Good question. I get that it's 1/2.
What's the integral of sin(x)?
There is no universal standard, though it is usual to put radius first. Certainly phi and theta are used with swapped roles by different authors, quite apart from how they're placed within the co-ordinate triple.

3. Dec 7, 2014

### s3a

Okay, so to get 1/2 (instead of 1/√(3)) what you did was the following (or something similar), right?:
[x^2 + y^2 + z^2 ≤ 1] + [4z^2 ≤ x^2 + y^2 + z^2]

x^2 + y^2 + z^2 + 4z^2 ≤ 1 + x^2 + y^2 + z^2

4z^2 ≤ 1

z^2 ≤ 1/4

z ≤ 1/2 (we ignore z ≥ -1/2, because z ≥ 0 is one of the conditions)

Then, using a Cartesian coordinate system where the positive z axis is upward, the positive y axis is into the screen and the positive x axis is toward the right, we draw a right triangle with height/leg z = 1/2, radius/hypotenuse ρ = 1, where α is the angle separating the leg z from the hypotenuse ρ, from which we get that cos α = 1/2.

The integral of sin(x) is -cos(x), and I now see my mistake. :)

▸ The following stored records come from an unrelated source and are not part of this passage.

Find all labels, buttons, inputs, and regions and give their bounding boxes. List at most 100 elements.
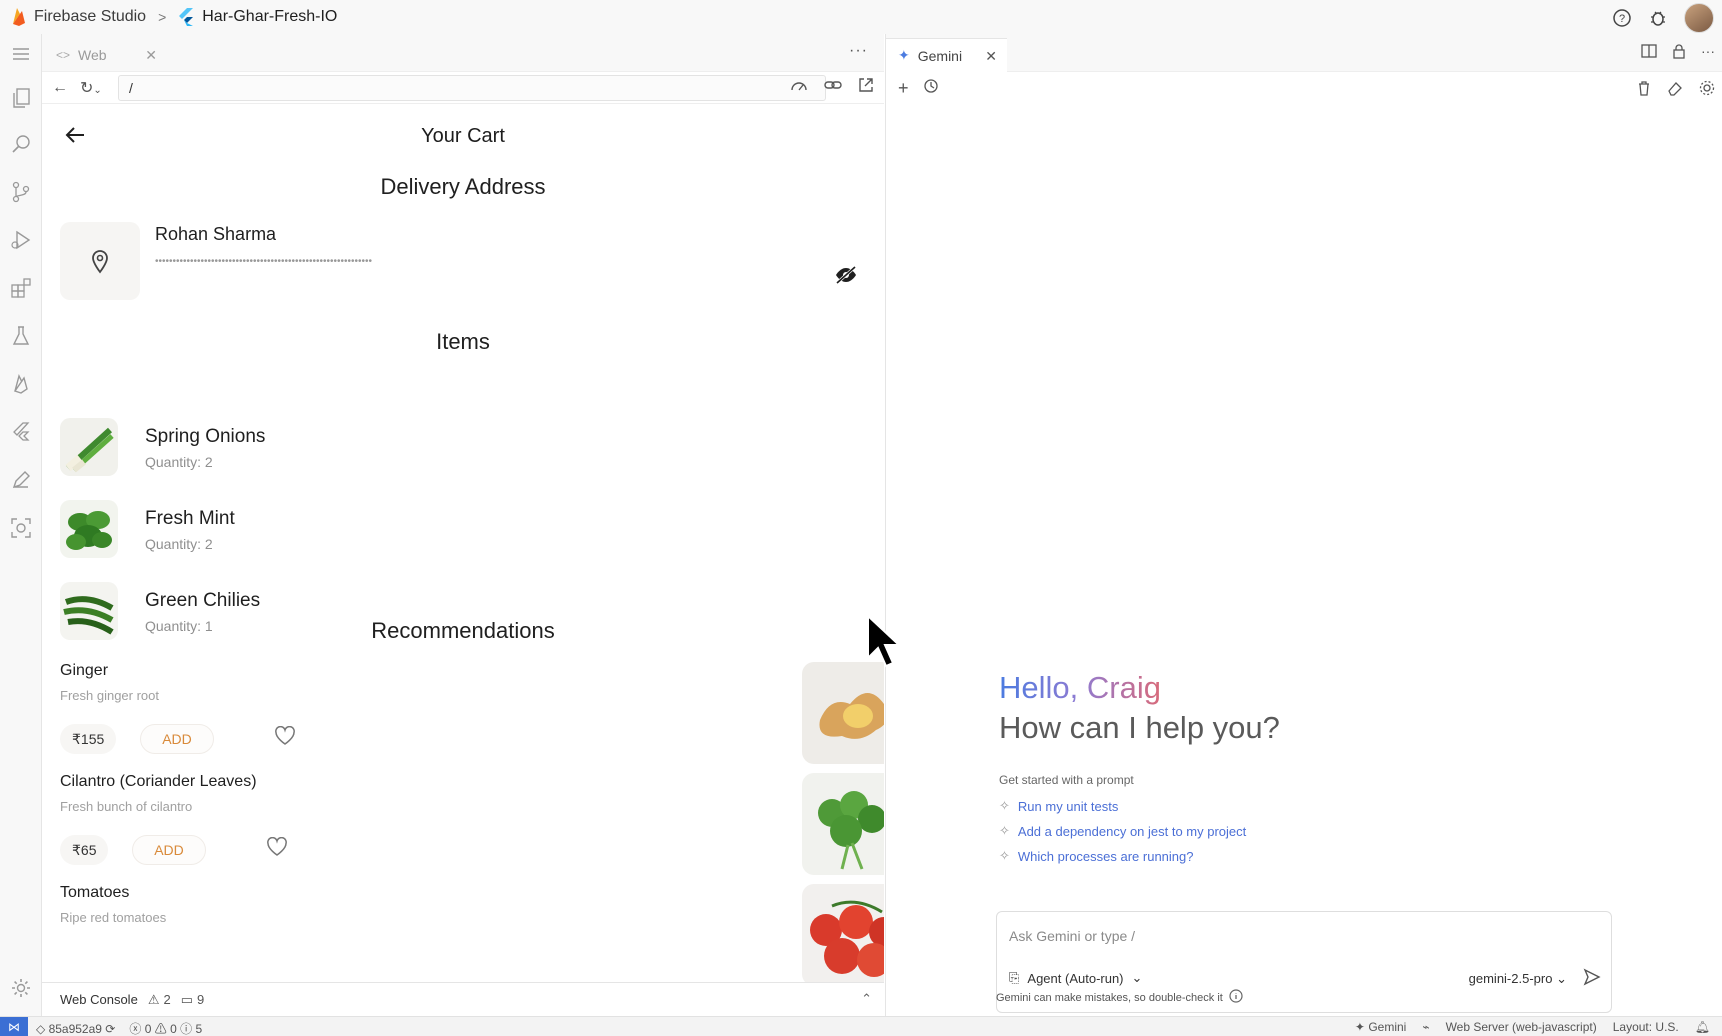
cart-item[interactable]: Fresh Mint Quantity: 2 (60, 500, 760, 562)
back-arrow-icon[interactable]: ← (52, 79, 68, 97)
bug-icon[interactable] (1648, 8, 1668, 28)
prompt-label: Which processes are running? (1017, 848, 1194, 864)
settings-gear-icon[interactable] (1699, 80, 1715, 101)
heart-icon[interactable] (266, 836, 288, 862)
more-icon[interactable]: ··· (849, 42, 868, 60)
recommendation-description: Fresh ginger root (60, 688, 159, 703)
close-icon[interactable]: ✕ (145, 47, 157, 64)
error-icon: ⓧ (129, 1022, 142, 1036)
warning-icon: ⚠ (154, 1022, 167, 1036)
prompt-suggestion[interactable]: ✧ Add a dependency on jest to my project (999, 823, 1246, 839)
brand[interactable]: Firebase Studio (12, 7, 146, 27)
broadcast-icon[interactable]: ⌁ (1422, 1020, 1429, 1034)
tab-gemini-label: Gemini (917, 47, 963, 64)
item-name: Green Chilies (145, 590, 261, 611)
trash-icon[interactable] (1637, 80, 1651, 101)
cart-item[interactable]: Spring Onions Quantity: 2 (60, 418, 760, 480)
recommendation-description: Fresh bunch of cilantro (60, 799, 193, 814)
ginger-image (802, 662, 884, 764)
title-bar: Firebase Studio > Har-Ghar-Fresh-IO ? (0, 0, 1722, 34)
inspect-icon[interactable] (9, 516, 33, 540)
gemini-panel: ✦ Gemini ✕ ··· + Hello, Craig How can I … (885, 34, 1722, 1016)
eraser-icon[interactable] (1667, 80, 1683, 101)
gemini-status[interactable]: ✦ Gemini (1355, 1020, 1406, 1034)
gemini-sparkle-icon: ✦ (898, 47, 910, 63)
prompt-suggestion[interactable]: ✧ Run my unit tests (999, 798, 1118, 814)
items-heading: Items (436, 329, 490, 354)
web-server-status[interactable]: Web Server (web-javascript) (1446, 1020, 1597, 1034)
eye-off-icon[interactable] (834, 265, 858, 290)
menu-icon[interactable] (9, 42, 33, 66)
project-breadcrumb[interactable]: Har-Ghar-Fresh-IO (178, 7, 337, 27)
lock-icon[interactable] (1671, 43, 1687, 64)
chevron-down-icon: ⌄ (1556, 971, 1567, 986)
problems-status[interactable]: ⓧ 0 ⚠ 0 ⓘ 5 (129, 1020, 202, 1036)
address-masked: ••••••••••••••••••••••••••••••••••••••••… (155, 256, 373, 267)
gemini-input[interactable]: Ask Gemini or type / (1009, 928, 1135, 944)
console-warnings[interactable]: ⚠ 2 (148, 992, 171, 1008)
branch-status[interactable]: ◇ 85a952a9 ⟳ (36, 1022, 115, 1036)
extensions-icon[interactable] (9, 276, 33, 300)
location-pin-icon (92, 250, 108, 274)
console-messages[interactable]: ▭ 9 (181, 992, 205, 1008)
user-avatar[interactable] (1684, 3, 1714, 33)
source-control-icon[interactable] (9, 180, 33, 204)
explorer-icon[interactable] (9, 86, 33, 110)
help-icon[interactable]: ? (1612, 8, 1632, 28)
web-console-bar[interactable]: Web Console ⚠ 2 ▭ 9 ⌃ (42, 982, 884, 1016)
address-location-box[interactable] (60, 222, 140, 300)
url-input[interactable]: / (118, 75, 826, 101)
firebase-studio-icon[interactable] (9, 372, 33, 396)
sparkle-icon: ✧ (999, 848, 1010, 863)
recommendation-card: Tomatoes Ripe red tomatoes (60, 884, 884, 982)
tab-web-label: Web (78, 47, 107, 63)
testing-flask-icon[interactable] (9, 324, 33, 348)
warning-icon: ⚠ (147, 991, 160, 1007)
model-label: gemini-2.5-pro (1468, 971, 1553, 986)
code-icon: <> (56, 48, 71, 62)
notifications-bell-icon[interactable]: 🔔︎ (1695, 1020, 1710, 1034)
remote-indicator-icon[interactable]: ⋈ (0, 1017, 28, 1036)
run-debug-icon[interactable] (9, 228, 33, 252)
layout-status[interactable]: Layout: U.S. (1613, 1020, 1679, 1034)
gemini-toolbar: + (886, 72, 1722, 104)
paperclip-icon[interactable]: ⎘ (1009, 970, 1019, 986)
recommendation-name: Ginger (60, 662, 109, 679)
disclaimer: Gemini can make mistakes, so double-chec… (996, 989, 1243, 1006)
prompt-suggestion[interactable]: ✧ Which processes are running? (999, 848, 1194, 864)
agent-mode-select[interactable]: ⎘ Agent (Auto-run) ⌄ (1009, 970, 1142, 986)
send-icon[interactable] (1583, 968, 1601, 991)
flutter-icon (179, 8, 194, 26)
price-badge: ₹155 (60, 724, 117, 754)
gemini-status-label: Gemini (1368, 1020, 1407, 1034)
add-button[interactable]: ADD (140, 724, 214, 754)
model-select[interactable]: gemini-2.5-pro ⌄ (1469, 971, 1567, 987)
settings-gear-icon[interactable] (9, 976, 33, 1000)
recommendation-description: Ripe red tomatoes (60, 910, 167, 925)
tab-web[interactable]: <> Web ✕ (42, 38, 165, 72)
item-name: Spring Onions (145, 426, 266, 447)
heart-icon[interactable] (274, 725, 296, 751)
link-icon[interactable] (824, 77, 842, 98)
history-icon[interactable] (923, 78, 939, 99)
recommendation-name: Cilantro (Coriander Leaves) (60, 773, 257, 790)
add-button[interactable]: ADD (132, 835, 206, 865)
tab-gemini[interactable]: ✦ Gemini ✕ (886, 38, 1007, 72)
more-icon[interactable]: ··· (1701, 43, 1715, 64)
brand-label: Firebase Studio (34, 8, 147, 25)
chevron-up-icon[interactable]: ⌃ (861, 991, 872, 1007)
info-icon[interactable] (1229, 989, 1243, 1006)
recommendation-card: Cilantro (Coriander Leaves) Fresh bunch … (60, 773, 884, 875)
item-quantity: Quantity: 2 (145, 536, 213, 552)
svg-text:?: ? (1619, 13, 1625, 25)
search-icon[interactable] (9, 132, 33, 156)
spring-onion-image (60, 418, 118, 476)
edit-pen-icon[interactable] (9, 468, 33, 492)
speed-gauge-icon[interactable] (790, 77, 808, 98)
new-chat-plus-icon[interactable]: + (898, 78, 909, 99)
open-external-icon[interactable] (858, 77, 874, 98)
reload-icon[interactable]: ↻⌄ (80, 78, 102, 98)
split-editor-icon[interactable] (1641, 43, 1657, 64)
close-icon[interactable]: ✕ (985, 48, 997, 65)
flutter-panel-icon[interactable] (9, 420, 33, 444)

So, in other words, what you're saying is that the order in the notation (ρ, ϕ, θ) doesn't have to be the same order as that of the differential components in the integral, right?

4. Dec 7, 2014

### haruspex

Yes, similar: the distance from the origin to a point on the cone is 2z. cos(alpha) = adjacent/hypotenuse = z/2z..
That would be true even if (ρ, ϕ, θ) were absolutely standard for polar co-ordinates.

5. Dec 8, 2014

### s3a

Alright, so, lastly, the final answer is V(D) = π/3, right?

6. Dec 8, 2014

### haruspex

Yes.
In fact, cylindrical co-ordinates are slightly better here. $\int_0^{\frac 12} \pi((1-z^2) - 3z^2).dz$, $\pi((1-z^2) - 3z^2)$ being the area of the annulus at z.

7. Dec 8, 2014

### s3a

Thanks for that and everything above too. :)